The architecture covers direct injection, indirect injection through RAG pipelines, indirect injection through tool results, and indirect injection through long-term memory stores in the same control point. The signature library evolves as OWASP, academic research, and incident response surface new patterns. The deployment integrates as a single HTTP hop.

If you are running an LLM in production and the security review is asking how the application defends against LLM01 prompt injection, let's talk.

Frequently asked questions

Why did OWASP merge direct and indirect prompt injection into a single LLM01 category in the 2025 update?

The architectural control point is the same. Both direct and indirect injection succeed because the model attends to its context window as a sequence of tokens with no structural separation between trusted application instructions and untrusted external content. The control has to sit at the request boundary, where the inspection layer can classify the prompt content and act on the classification before the request reaches the model. Splitting the category across two items in the prior list suggested two different controls were needed. The 2025 update reflects the operational reality.

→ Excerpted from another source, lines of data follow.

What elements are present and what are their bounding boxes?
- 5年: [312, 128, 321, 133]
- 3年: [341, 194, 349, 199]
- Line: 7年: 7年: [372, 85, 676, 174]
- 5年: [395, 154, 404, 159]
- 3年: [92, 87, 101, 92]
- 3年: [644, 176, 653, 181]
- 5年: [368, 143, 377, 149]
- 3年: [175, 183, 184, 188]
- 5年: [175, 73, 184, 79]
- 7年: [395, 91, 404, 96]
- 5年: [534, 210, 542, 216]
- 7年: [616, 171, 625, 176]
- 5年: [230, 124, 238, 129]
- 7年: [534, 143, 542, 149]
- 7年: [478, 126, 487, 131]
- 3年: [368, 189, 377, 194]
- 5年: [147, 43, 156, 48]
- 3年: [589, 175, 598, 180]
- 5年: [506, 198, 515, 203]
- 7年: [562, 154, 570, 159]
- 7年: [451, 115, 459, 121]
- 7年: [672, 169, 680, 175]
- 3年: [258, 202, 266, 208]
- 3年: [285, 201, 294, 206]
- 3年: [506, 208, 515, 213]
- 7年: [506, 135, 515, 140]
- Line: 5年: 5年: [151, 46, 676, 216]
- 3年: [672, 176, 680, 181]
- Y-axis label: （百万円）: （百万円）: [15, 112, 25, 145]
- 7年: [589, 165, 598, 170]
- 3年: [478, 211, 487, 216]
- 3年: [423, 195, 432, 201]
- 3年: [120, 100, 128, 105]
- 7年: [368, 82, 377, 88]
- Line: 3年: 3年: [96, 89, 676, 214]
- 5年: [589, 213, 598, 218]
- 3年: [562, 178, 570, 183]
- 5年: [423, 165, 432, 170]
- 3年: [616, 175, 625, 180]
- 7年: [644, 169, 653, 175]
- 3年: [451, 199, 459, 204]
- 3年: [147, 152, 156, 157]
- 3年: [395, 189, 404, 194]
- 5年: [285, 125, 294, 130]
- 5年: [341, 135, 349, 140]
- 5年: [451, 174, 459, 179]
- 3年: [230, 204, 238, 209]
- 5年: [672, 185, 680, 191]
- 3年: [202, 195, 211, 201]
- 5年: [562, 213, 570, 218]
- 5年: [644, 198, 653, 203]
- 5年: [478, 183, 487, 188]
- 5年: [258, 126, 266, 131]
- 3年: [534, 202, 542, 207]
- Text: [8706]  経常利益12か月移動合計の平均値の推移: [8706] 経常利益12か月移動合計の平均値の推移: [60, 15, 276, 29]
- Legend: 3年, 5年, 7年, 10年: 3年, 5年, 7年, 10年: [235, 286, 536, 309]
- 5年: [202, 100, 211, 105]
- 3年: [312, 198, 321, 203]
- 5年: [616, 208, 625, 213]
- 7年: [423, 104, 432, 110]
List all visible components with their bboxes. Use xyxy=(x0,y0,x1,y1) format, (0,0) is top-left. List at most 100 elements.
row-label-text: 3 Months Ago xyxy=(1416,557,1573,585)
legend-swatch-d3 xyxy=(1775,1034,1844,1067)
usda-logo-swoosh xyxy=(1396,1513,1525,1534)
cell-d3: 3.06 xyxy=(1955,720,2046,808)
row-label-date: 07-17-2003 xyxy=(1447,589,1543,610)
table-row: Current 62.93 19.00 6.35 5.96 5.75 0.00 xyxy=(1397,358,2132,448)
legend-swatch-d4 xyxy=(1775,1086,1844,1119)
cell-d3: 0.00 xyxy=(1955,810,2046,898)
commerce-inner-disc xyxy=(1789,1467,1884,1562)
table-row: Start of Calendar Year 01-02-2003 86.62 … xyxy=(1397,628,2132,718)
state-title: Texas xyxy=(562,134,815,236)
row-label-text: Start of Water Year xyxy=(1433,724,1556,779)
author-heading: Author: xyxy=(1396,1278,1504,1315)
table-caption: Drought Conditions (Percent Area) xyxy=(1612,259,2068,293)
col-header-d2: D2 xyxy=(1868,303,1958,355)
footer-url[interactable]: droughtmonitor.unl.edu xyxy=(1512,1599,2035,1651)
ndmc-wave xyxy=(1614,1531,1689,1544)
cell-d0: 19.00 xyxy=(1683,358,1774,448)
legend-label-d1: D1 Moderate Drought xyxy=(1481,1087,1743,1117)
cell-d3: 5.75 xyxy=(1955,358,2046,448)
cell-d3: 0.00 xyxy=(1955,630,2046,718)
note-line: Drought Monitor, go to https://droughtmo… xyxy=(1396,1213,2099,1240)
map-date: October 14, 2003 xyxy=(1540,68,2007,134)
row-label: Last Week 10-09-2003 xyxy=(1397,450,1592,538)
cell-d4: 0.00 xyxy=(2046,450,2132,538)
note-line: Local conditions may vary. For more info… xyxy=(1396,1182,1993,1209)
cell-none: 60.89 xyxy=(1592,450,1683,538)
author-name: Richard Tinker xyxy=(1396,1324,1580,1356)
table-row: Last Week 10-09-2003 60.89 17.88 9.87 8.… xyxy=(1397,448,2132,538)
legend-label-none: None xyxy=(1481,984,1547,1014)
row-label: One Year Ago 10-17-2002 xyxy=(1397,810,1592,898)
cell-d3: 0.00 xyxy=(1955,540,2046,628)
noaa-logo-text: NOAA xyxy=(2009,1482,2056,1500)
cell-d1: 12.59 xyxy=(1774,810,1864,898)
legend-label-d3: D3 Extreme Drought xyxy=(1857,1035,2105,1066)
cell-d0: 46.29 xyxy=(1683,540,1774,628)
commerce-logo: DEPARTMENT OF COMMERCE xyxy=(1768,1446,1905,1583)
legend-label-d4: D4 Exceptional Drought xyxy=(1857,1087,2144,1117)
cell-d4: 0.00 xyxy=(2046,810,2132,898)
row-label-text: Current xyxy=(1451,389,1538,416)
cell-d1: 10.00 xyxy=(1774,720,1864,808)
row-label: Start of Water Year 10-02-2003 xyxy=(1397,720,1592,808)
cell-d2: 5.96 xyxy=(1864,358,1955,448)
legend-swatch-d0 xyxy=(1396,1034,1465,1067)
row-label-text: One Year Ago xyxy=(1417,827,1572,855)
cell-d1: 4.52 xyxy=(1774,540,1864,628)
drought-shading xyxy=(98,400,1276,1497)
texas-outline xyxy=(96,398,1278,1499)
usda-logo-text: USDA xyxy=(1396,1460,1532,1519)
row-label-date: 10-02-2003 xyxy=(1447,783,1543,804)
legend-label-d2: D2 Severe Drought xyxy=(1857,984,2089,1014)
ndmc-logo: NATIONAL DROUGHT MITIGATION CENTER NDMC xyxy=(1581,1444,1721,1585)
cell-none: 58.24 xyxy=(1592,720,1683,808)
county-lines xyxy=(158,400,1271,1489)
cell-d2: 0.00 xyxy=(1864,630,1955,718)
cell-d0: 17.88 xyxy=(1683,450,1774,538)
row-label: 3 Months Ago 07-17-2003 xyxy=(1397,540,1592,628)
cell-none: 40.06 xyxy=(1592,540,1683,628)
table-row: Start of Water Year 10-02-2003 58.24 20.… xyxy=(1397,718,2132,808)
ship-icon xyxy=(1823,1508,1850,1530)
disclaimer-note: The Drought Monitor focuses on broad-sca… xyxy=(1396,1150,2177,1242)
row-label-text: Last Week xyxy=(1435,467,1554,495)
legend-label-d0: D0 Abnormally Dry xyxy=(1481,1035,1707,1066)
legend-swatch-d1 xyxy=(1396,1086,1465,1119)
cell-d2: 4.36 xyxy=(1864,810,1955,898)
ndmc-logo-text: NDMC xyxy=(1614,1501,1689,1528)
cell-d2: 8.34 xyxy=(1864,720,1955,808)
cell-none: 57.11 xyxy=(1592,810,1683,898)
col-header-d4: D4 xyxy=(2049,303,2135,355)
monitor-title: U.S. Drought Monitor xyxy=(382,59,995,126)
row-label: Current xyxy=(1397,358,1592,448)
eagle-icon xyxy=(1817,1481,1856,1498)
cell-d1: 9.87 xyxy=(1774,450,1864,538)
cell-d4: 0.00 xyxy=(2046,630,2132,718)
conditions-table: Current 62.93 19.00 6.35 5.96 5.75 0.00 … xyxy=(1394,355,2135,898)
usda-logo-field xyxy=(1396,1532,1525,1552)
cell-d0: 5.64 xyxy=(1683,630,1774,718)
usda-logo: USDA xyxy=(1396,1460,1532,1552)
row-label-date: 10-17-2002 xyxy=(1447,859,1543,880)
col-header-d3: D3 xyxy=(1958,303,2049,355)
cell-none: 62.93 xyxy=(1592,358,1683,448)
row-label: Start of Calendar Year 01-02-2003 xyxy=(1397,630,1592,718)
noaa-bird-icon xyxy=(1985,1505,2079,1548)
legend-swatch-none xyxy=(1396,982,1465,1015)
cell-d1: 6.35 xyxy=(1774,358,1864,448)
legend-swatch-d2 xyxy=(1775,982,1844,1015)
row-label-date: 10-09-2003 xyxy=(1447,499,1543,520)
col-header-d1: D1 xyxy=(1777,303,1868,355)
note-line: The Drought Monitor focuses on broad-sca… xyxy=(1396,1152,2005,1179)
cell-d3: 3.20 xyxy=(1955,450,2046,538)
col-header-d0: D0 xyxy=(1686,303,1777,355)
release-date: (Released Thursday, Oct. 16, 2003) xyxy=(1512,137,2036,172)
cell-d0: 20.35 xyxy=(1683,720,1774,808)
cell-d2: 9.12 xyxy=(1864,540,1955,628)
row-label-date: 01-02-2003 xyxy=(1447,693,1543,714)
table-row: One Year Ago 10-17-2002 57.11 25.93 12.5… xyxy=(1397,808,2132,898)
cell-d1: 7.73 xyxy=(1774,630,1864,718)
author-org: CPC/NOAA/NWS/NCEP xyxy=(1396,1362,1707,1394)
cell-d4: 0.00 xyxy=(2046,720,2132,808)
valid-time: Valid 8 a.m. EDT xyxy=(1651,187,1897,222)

How does the inspection layer classify retrieved content for injection signatures without breaking legitimate RAG retrieval?

The classifier produces a signal the policy can act on, not a hard block. The policy bundle decides how to act on the signal based on the caller's identity, the retrieval source, the data class, and the application's risk tolerance. A signal on content from a high-trust corpus might trigger a logged warning. The same signal on content from a user-uploaded document might trigger a hard block. The architecture preserves the legitimate RAG flow and adds a deterministic control point.

Can the inspection layer block a tool call that originated from injected instructions in a retrieved document?

Yes, when the application marks the retrieved content with a provenance tag and the policy evaluates the proposed tool call against the provenance metadata. The model still attends to the retrieved content and may propose a tool call based on injected instructions. The inspection layer evaluates the proposed call: if the call originated from content tagged retrieved-from-untrusted-corpus, the policy blocks the call. The architecture preserves the model's reasoning over the retrieved content while preventing the model's actions from escalating beyond the caller's authorized scope.

How does the per-decision audit record support the EU AI Act Article 12 traceability obligation for an LLM01 incident?

The record carries the timestamp, the natural-person identity of the caller, the route, the policy version, the model and version, the prompt fingerprint, the response fingerprint, the classifier signals, the policy decision, and the cryptographic integrity signature. An auditor querying the record series for the incident reconstructs which user submitted which prompt against which model with which policy state, and what the inspection layer did about it. The Article 12 traceability language reads against this record series directly. The write-path independence of the inspection layer (the application cannot modify the record) satisfies the auditor's question about evidence integrity.

What is the latency overhead of the inspection layer for LLM01 controls in production?

Internal DeepInspect testing measures end-to-end enforcement overhead under 50 ms against an LLM inference baseline of 500 ms to 5 seconds. The overhead covers the prompt classifier, the policy evaluation, the audit record commit, and the response classifier on the streamed chunks. The figure falls inside the 22-second window the Google Mandiant M-Trends 2026 report identified for machine-speed attack handoffs and is dwarfed by the inference time itself.